“La mejor emergencia sanitaria es aquella que no sucede”, afirmó ante representantes del gobierno federal, legisladores, organismos internacionales, académicos y productores agropecuarios reunidos en la Ciudad de México.
Esteve señaló que el cambio climático, la pérdida de biodiversidad, la deforestación y el incremento de los movimientos comerciales y de personas genera condiciones favorables para la propagación de nuevas plagas y enfermedades tanto en cultivos como en la ganadería.
“Viene otro gusano barrenador.
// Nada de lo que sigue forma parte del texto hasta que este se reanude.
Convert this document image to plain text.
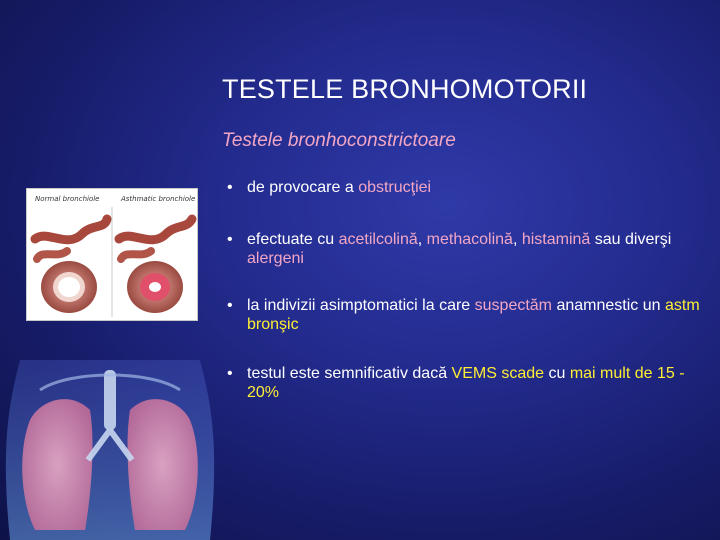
Normal bronchiole	Asthmatic bronchiole
TESTELE BRONHOMOTORII
Testele bronhoconstrictoare
• de provocare a obstrucţiei
• efectuate cu acetilcolină, methacolină, histamină sau diverşi alergeni
• la indivizii asimptomatici la care suspectăm anamnestic un astm bronşic
• testul este semnificativ dacă VEMS scade cu mai mult de 15 - 20%
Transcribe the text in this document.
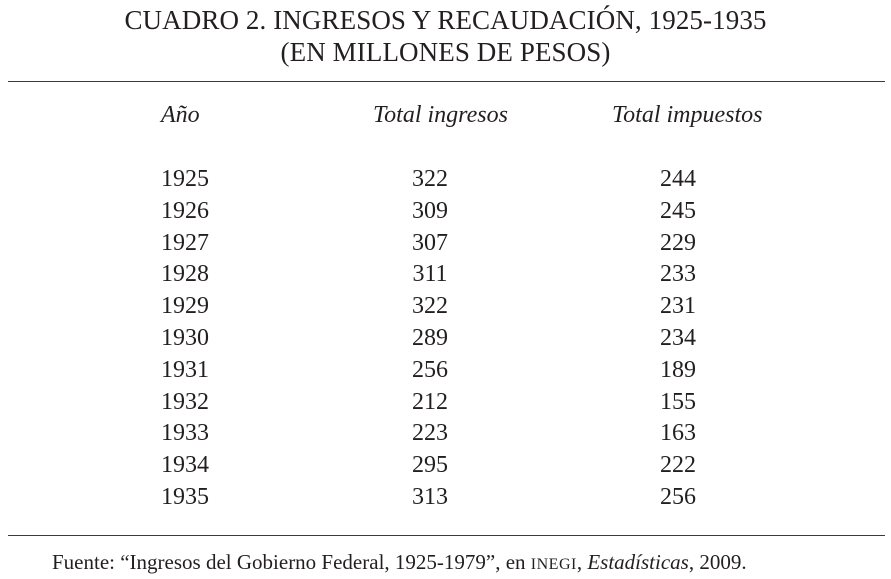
CUADRO 2. INGRESOS Y RECAUDACIÓN, 1925-1935
(EN MILLONES DE PESOS)
Año	Total ingresos	Total impuestos
1925	322	244
1926	309	245
1927	307	229
1928	311	233
1929	322	231
1930	289	234
1931	256	189
1932	212	155
1933	223	163
1934	295	222
1935	313	256
Fuente: “Ingresos del Gobierno Federal, 1925-1979”, en INEGI, Estadísticas, 2009.
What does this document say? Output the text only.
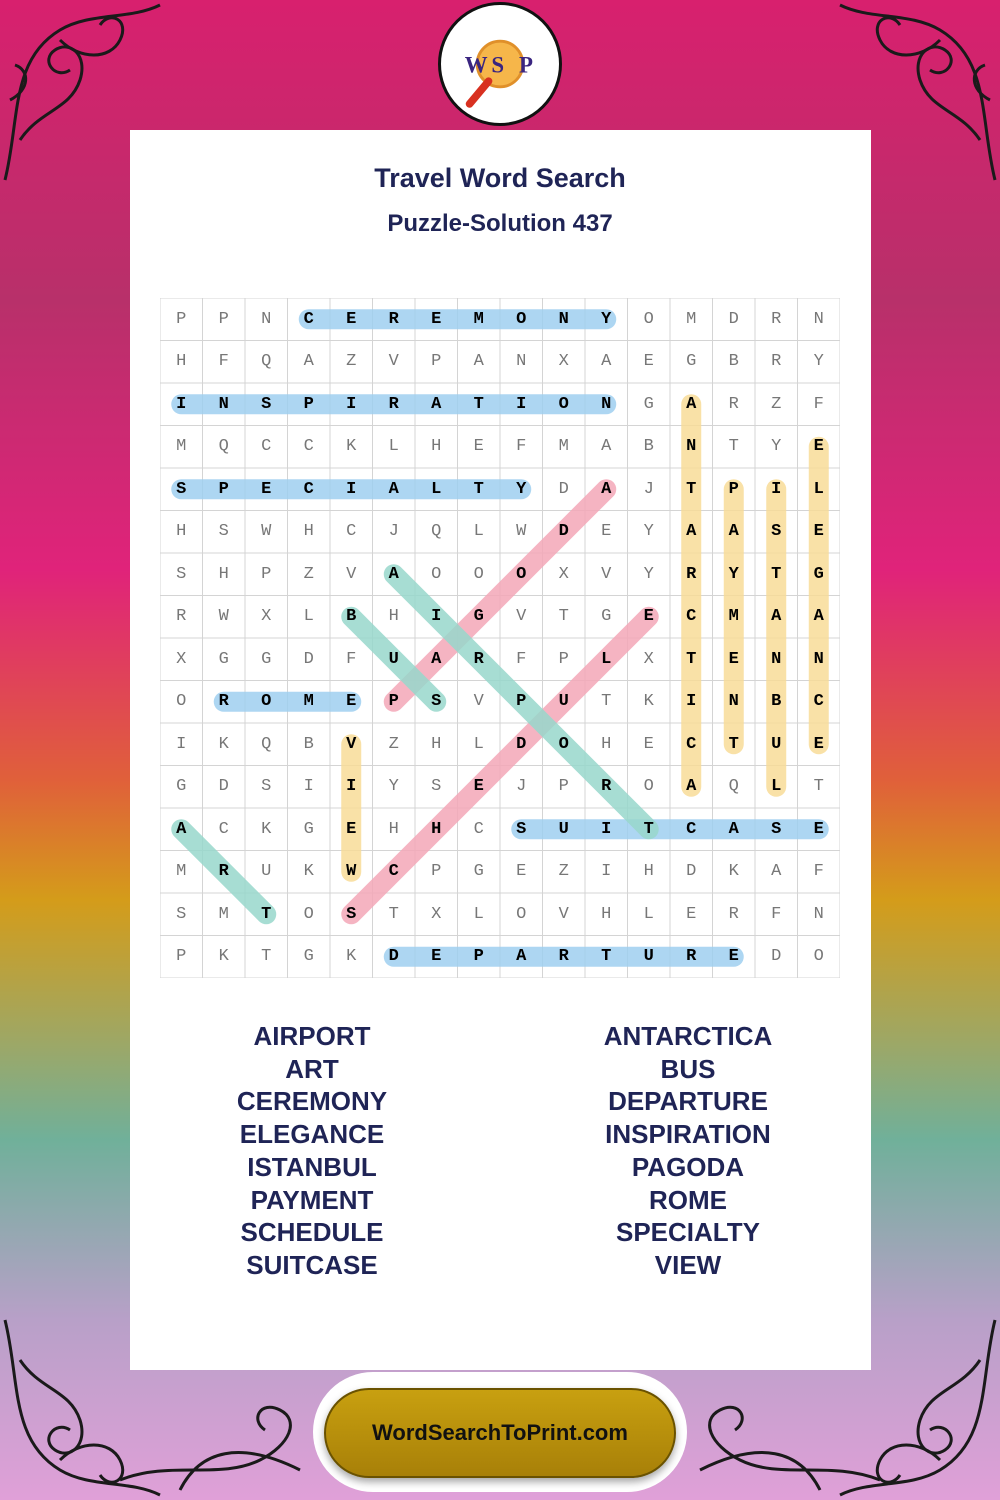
W S P
Travel Word Search
Puzzle-Solution 437
P	P	N	C	E	R	E	M	O	N	Y	O	M	D	R	N
H	F	Q	A	Z	V	P	A	N	X	A	E	G	B	R	Y
I	N	S	P	I	R	A	T	I	O	N	G	A	R	Z	F
M	Q	C	C	K	L	H	E	F	M	A	B	N	T	Y	E
S	P	E	C	I	A	L	T	Y	D	A	J	T	P	I	L
H	S	W	H	C	J	Q	L	W	D	E	Y	A	A	S	E
S	H	P	Z	V	A	O	O	O	X	V	Y	R	Y	T	G
R	W	X	L	B	H	I	G	V	T	G	E	C	M	A	A
X	G	G	D	F	U	A	R	F	P	L	X	T	E	N	N
O	R	O	M	E	P	S	V	P	U	T	K	I	N	B	C
I	K	Q	B	V	Z	H	L	D	O	H	E	C	T	U	E
G	D	S	I	I	Y	S	E	J	P	R	O	A	Q	L	T
A	C	K	G	E	H	H	C	S	U	I	T	C	A	S	E
M	R	U	K	W	C	P	G	E	Z	I	H	D	K	A	F
S	M	T	O	S	T	X	L	O	V	H	L	E	R	F	N
P	K	T	G	K	D	E	P	A	R	T	U	R	E	D	O
AIRPORT
ART
CEREMONY
ELEGANCE
ISTANBUL
PAYMENT
SCHEDULE
SUITCASE
ANTARCTICA
BUS
DEPARTURE
INSPIRATION
PAGODA
ROME
SPECIALTY
VIEW
WordSearchToPrint.com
La pregunta es cuál va a ser y si estaremos preparados para enfrentarlo”, advirtió.
El dirigente empresarial señaló que la reaparición del gusano barrenador en la región demuestra el alto costo de no actuar oportunamente.
Recordó que una estrategia preventiva habría resultado mucho menos costosa que enfrentar una emergencia sanitaria ya instalada.
“Prevenir cuesta uno, remediar cuesta 10 y una falla catastrófica cuesta 100”, afirmó.
De acuerdo con el presidente del CNA, las pérdidas derivadas de esta contingencia ya superan los 2,000 millones de dólares, mientras que los costos para contener la plaga continúan aumentando.
Además, criticó que algunas medidas comerciales adoptadas por Estados Unidos, como el cierre temporal de la frontera al ganado mexicano, no estuvieran sustentadas en criterios científicos.
“La mosca no necesita visa ni pasaporte. Se mueve con el viento o con la fauna silvestre”, señaló al defender una regionalización sanitaria basada en evidencia científica.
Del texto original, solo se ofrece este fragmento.